I'm my opinion this is the least desirable behavior. It abstracts the data layer away to the point where you don't think about what's happening under the hood when you type foo = Klazz.new("id"); foo.bar; foo.baz;

Was that one, two or three separate queries ? Did a query run at all? Does it matter, after all you have an object to work on, right in your language of choice.

Sure the ORM may be smart about it and do the right thing - I have no doubt that most decent ones day. But that misses the point - as the person using this interface you get divorced from the direct awareness that this data has an origin, and there is a cost to access it. After all, you're just instantiating an object.

Patterns that use interfaces that make it so simple to do a thing that you don't need awareness that you're doing it tend to degrade quickly after the original engineers who did have that understanding leave a project.

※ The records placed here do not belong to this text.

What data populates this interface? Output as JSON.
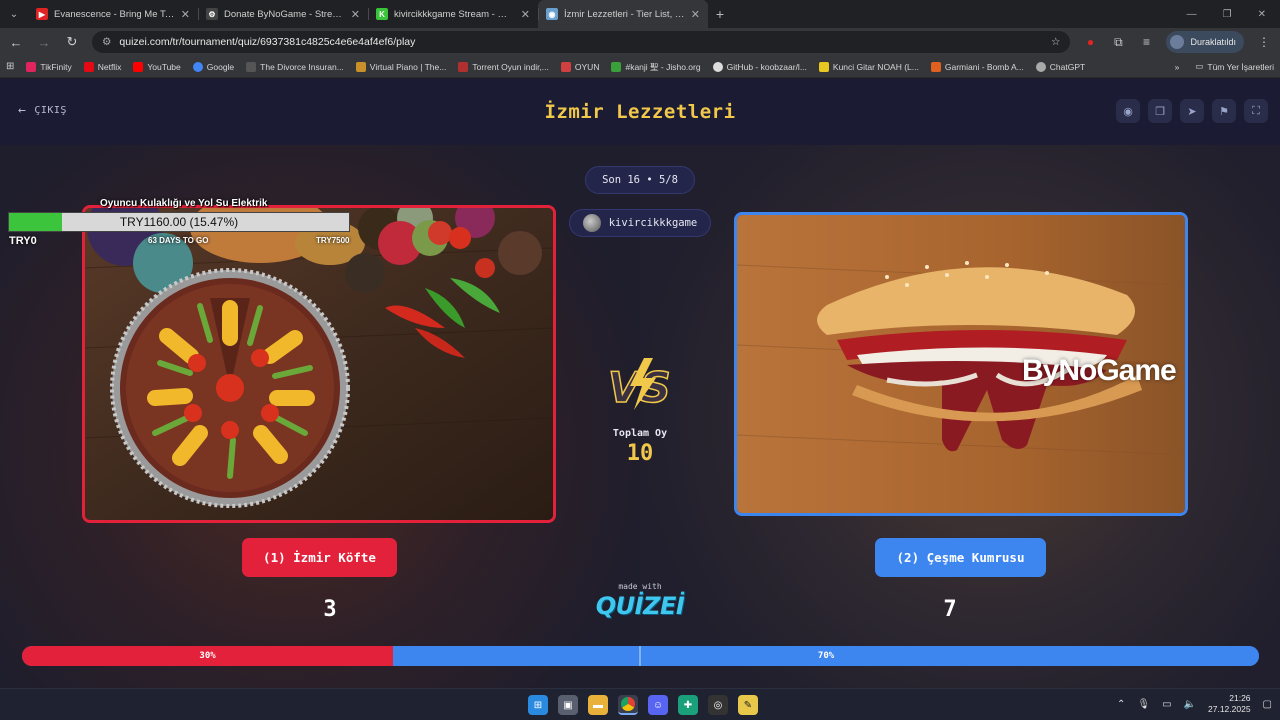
{
  "browser": {
    "tabs": [
      {
        "title": "Evanescence - Bring Me To Life",
        "favicon_color": "#e02424",
        "glyph": "▶",
        "active": false
      },
      {
        "title": "Donate ByNoGame - Streamer",
        "favicon_color": "#444444",
        "glyph": "⚙",
        "active": false
      },
      {
        "title": "kivircikkkgame Stream - Watch",
        "favicon_color": "#3ac43a",
        "glyph": "K",
        "active": false
      },
      {
        "title": "İzmir Lezzetleri - Tier List, Kör S",
        "favicon_color": "#6aa0d0",
        "glyph": "◉",
        "active": true
      }
    ],
    "url": "quizei.com/tr/tournament/quiz/6937381c4825c4e6e4af4ef6/play",
    "profile_status": "Duraklatıldı",
    "bookmarks": [
      {
        "label": "TikFinity",
        "color": "#e0245e"
      },
      {
        "label": "Netflix",
        "color": "#e50914"
      },
      {
        "label": "YouTube",
        "color": "#ff0000"
      },
      {
        "label": "Google",
        "color": "#4285f4"
      },
      {
        "label": "The Divorce Insuran...",
        "color": "#555555"
      },
      {
        "label": "Virtual Piano | The...",
        "color": "#c8902a"
      },
      {
        "label": "Torrent Oyun indir,...",
        "color": "#b03030"
      },
      {
        "label": "OYUN",
        "color": "#d04040"
      },
      {
        "label": "#kanji 聖 - Jisho.org",
        "color": "#3aa03a"
      },
      {
        "label": "GitHub - koobzaar/l...",
        "color": "#dddddd"
      },
      {
        "label": "Kunci Gitar NOAH (L...",
        "color": "#e8c820"
      },
      {
        "label": "Garmiani - Bomb A...",
        "color": "#e06020"
      },
      {
        "label": "ChatGPT",
        "color": "#aaaaaa"
      }
    ],
    "bookmarks_more": "»",
    "all_bookmarks": "Tüm Yer İşaretleri"
  },
  "quiz": {
    "exit_label": "ÇIKIŞ",
    "title": "İzmir Lezzetleri",
    "round": "Son 16 • 5/8",
    "streamer": "kivircikkkgame",
    "vs_label": "VS",
    "total_votes_label": "Toplam Oy",
    "total_votes": "10",
    "made_with": "made with",
    "brand": "QUİZEİ",
    "left": {
      "label": "(1) İzmir Köfte",
      "votes": "3",
      "percent_label": "30%",
      "percent": 30,
      "color": "#e3213a"
    },
    "right": {
      "label": "(2) Çeşme Kumrusu",
      "votes": "7",
      "percent_label": "70%",
      "percent": 70,
      "color": "#3d86f0"
    }
  },
  "donation": {
    "goal_title": "Oyuncu Kulaklığı ve Yol Su Elektrik",
    "amount_text": "TRY1160.00 (15.47%)",
    "progress_fraction": 0.1547,
    "start": "TRY0",
    "days": "63 DAYS TO GO",
    "goal": "TRY7500"
  },
  "watermark": "ByNoGame",
  "taskbar": {
    "time": "21:26",
    "date": "27.12.2025"
  }
}
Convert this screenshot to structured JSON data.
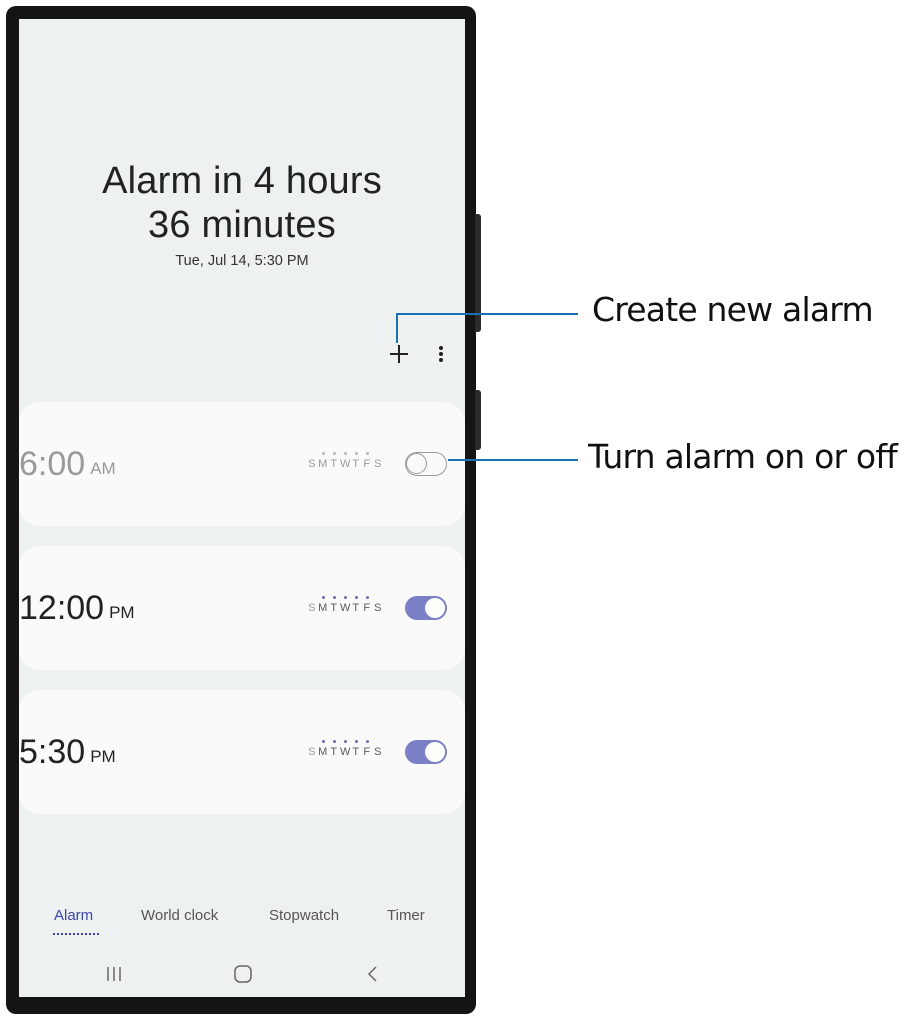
{
  "header": {
    "line1": "Alarm in 4 hours",
    "line2": "36 minutes",
    "subtitle": "Tue, Jul 14, 5:30 PM"
  },
  "toolbar": {
    "add_icon": "plus-icon",
    "more_icon": "more-vert-icon"
  },
  "alarms": [
    {
      "time": "6:00",
      "ampm": "AM",
      "enabled": false,
      "days": [
        {
          "label": "S",
          "dot": false
        },
        {
          "label": "M",
          "dot": true
        },
        {
          "label": "T",
          "dot": true
        },
        {
          "label": "W",
          "dot": true
        },
        {
          "label": "T",
          "dot": true
        },
        {
          "label": "F",
          "dot": true
        },
        {
          "label": "S",
          "dot": false
        }
      ]
    },
    {
      "time": "12:00",
      "ampm": "PM",
      "enabled": true,
      "days": [
        {
          "label": "S",
          "dot": false
        },
        {
          "label": "M",
          "dot": true
        },
        {
          "label": "T",
          "dot": true
        },
        {
          "label": "W",
          "dot": true
        },
        {
          "label": "T",
          "dot": true
        },
        {
          "label": "F",
          "dot": true
        },
        {
          "label": "S",
          "dot": false
        }
      ]
    },
    {
      "time": "5:30",
      "ampm": "PM",
      "enabled": true,
      "days": [
        {
          "label": "S",
          "dot": false
        },
        {
          "label": "M",
          "dot": true
        },
        {
          "label": "T",
          "dot": true
        },
        {
          "label": "W",
          "dot": true
        },
        {
          "label": "T",
          "dot": true
        },
        {
          "label": "F",
          "dot": true
        },
        {
          "label": "S",
          "dot": false
        }
      ]
    }
  ],
  "tabs": [
    {
      "label": "Alarm",
      "active": true
    },
    {
      "label": "World clock",
      "active": false
    },
    {
      "label": "Stopwatch",
      "active": false
    },
    {
      "label": "Timer",
      "active": false
    }
  ],
  "nav": {
    "recents_icon": "recents-icon",
    "home_icon": "home-icon",
    "back_icon": "back-icon"
  },
  "callouts": {
    "create": "Create new alarm",
    "toggle": "Turn alarm on or off"
  },
  "colors": {
    "accent": "#7b7fc6",
    "tab_active": "#3b45b0",
    "callout_line": "#1a6fb5"
  }
}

That's a fair point; on the other hand, aren't SQL queries themselves divorced from the actual data layer? Knowing whether the ORM issued one or two queries doesn't tell you if you're fetching data from disk or memory, whether it's making an index scan or full table scan, whether the join fits in working memory or will hit the disk, etc.

Isn't knowing what queries are issued giving you a false sense of knowledge about how the data is actually fetched?

And much the same way you can request a query plan, the ORM could provide the list of queries issued for a given piece of code.


This is what the Django ORM does when used with some degree of care.


I know it uses lazy results, but can you actually loop over the results without triggering a query? Could you write something like:

  records = ORM.search(type='X')
  for record in records:
    record.a = record.b + 30
and only trigger a single UPDATE query?


There is an update method that can be used with F expressions to achieve this.

This is the example in their docs:

    Entry.objects.all().update(n_pingbacks=F('n_pingbacks') + 1)


To write it in pure SQL would ensure the single query you're looking for and be less to type:

  update records
  set a = b + 30
  where type = 'X'


I've never quite worked out why graphs and relations can't be unified in some way. They both rely on first order logic, after all.


The select N+1 problem is a problem because of the overhead on each select, if that was free the graph navigation and relational set operations would match.

Reminds me of, "in theory, there's no difference between theory and practice, in practice there is".


The way you're using an ORM is fine. Do you think, though, that ORMs encourage people to delay learning the highly optimized SQL that you acknowledge is sometimes needed?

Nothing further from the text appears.